With all the poppies appearing on shows across TV, the special shirts worn by high-profile footballing heroes, and veterans and other people selling them on behalf of the British Legion on high streets all over the UK, there’s a good chance your little ones will have questions about what the little plastic flowers mean or even about the First World War itself.
It’s something of a daunting task, explaining what happens in wartime and why, and it might seem that it’s a subject best avoided. However, if it does come up, or if it’s something that you think is important enough to bring up yourself, here are a few ideas that might help.
Listen to their concerns
If your young children bring up the question of the First World War or war in general, it is probably because there is something that is bothering them about it.

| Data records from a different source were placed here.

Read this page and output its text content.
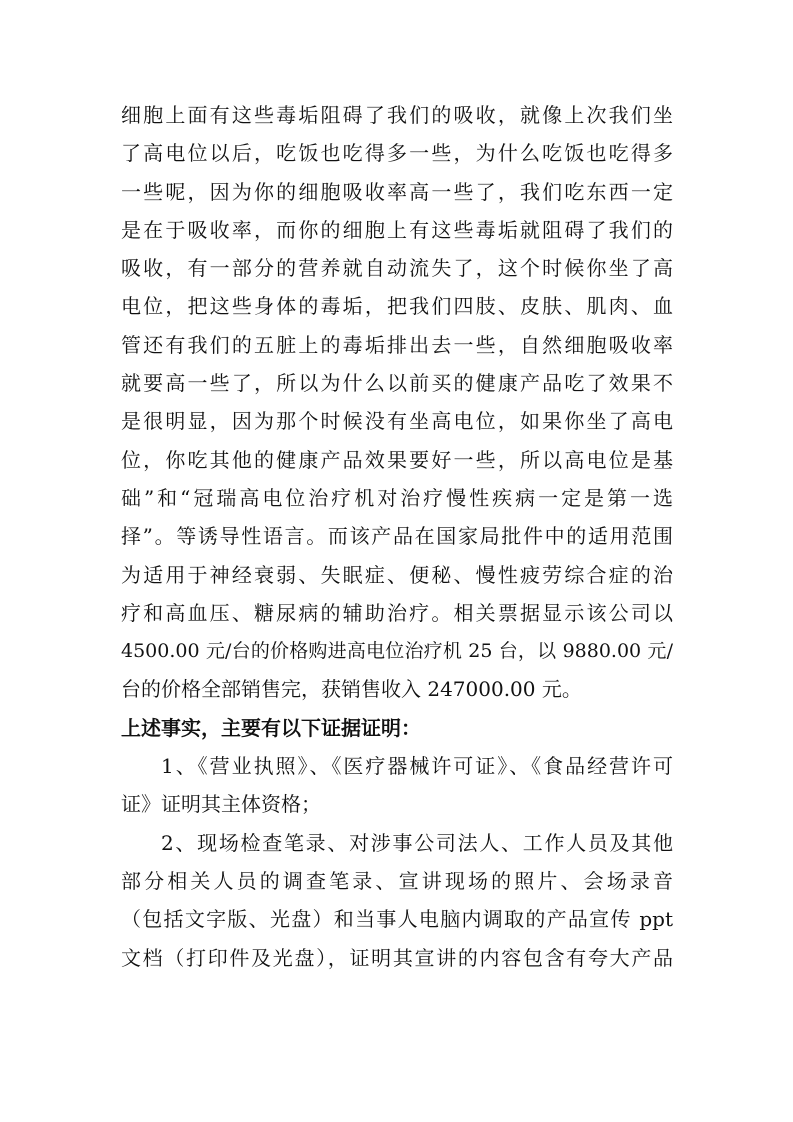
细胞上面有这些毒垢阻碍了我们的吸收，就像上次我们坐
了高电位以后，吃饭也吃得多一些，为什么吃饭也吃得多
一些呢，因为你的细胞吸收率高一些了，我们吃东西一定
是在于吸收率，而你的细胞上有这些毒垢就阻碍了我们的
吸收，有一部分的营养就自动流失了，这个时候你坐了高
电位，把这些身体的毒垢，把我们四肢、皮肤、肌肉、血
管还有我们的五脏上的毒垢排出去一些，自然细胞吸收率
就要高一些了，所以为什么以前买的健康产品吃了效果不
是很明显，因为那个时候没有坐高电位，如果你坐了高电
位，你吃其他的健康产品效果要好一些，所以高电位是基
础”和“冠瑞高电位治疗机对治疗慢性疾病一定是第一选
择”。等诱导性语言。而该产品在国家局批件中的适用范围
为适用于神经衰弱、失眠症、便秘、慢性疲劳综合症的治
疗和高血压、糖尿病的辅助治疗。相关票据显示该公司以
4500.00 元/台的价格购进高电位治疗机 25 台，以 9880.00 元/
台的价格全部销售完，获销售收入 247000.00 元。
上述事实，主要有以下证据证明：
1、《营业执照》、《医疗器械许可证》、《食品经营许可
证》证明其主体资格；
2、现场检查笔录、对涉事公司法人、工作人员及其他
部分相关人员的调查笔录、宣讲现场的照片、会场录音
（包括文字版、光盘）和当事人电脑内调取的产品宣传 ppt
文档（打印件及光盘），证明其宣讲的内容包含有夸大产品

It might be something that they’ve been discussing in school or perhaps they’ve caught something on the news. Maybe they are a little scared and need some reassurance that they are safe.
The important thing, however, is not to rush in with the reassurance before they’ve actually told you what they’re scared about. It will help them deal with whatever anxieties they have about what happens, whilst also teaching them that you value their thoughts and feelings.
If it seems that your child is interested but maybe doesn’t want to talk about it, there are other ways and means. Craft activities are another way to help them make sense of the situation.
Perhaps they could make their own version of a propaganda poster from the era, to give them a feel of what people thought at the time. Maybe they could bake a trench cake to get an idea of what people considered a treat in those days where eggs were rationed and vinegar was an essential ingredient.
Perhaps they could design their own medals or plant some poppy seeds, also available from the British Legion.
Attending a memorial service
Many people’s early memories of Remembrance Sunday might be going to a memorial service at a cenotaph somewhere in your home town, perhaps when they were in the cub scouts.
If your little one is still too young to take on board everything that is going on, they will at least get a sense of community from the people gathered together, and year on year they will build their own sense of what Remembrance means. They may even meet a veteran
Poppies short films
Below are two short film entitled Poppies and The Poppy Story made by the BBC which might give younger viewers something to think about and to talk about with their parents.
Does it matter?
Remembrance of the lives of people who died while serving in the armed forces and fighting wars is a big part of British culture, so it is important that kids eventually have an understanding of what Remembrance Day is about.
If you have strong feelings about the subject yourself, it is probably best if you get your ideas about the events established as soon as possible.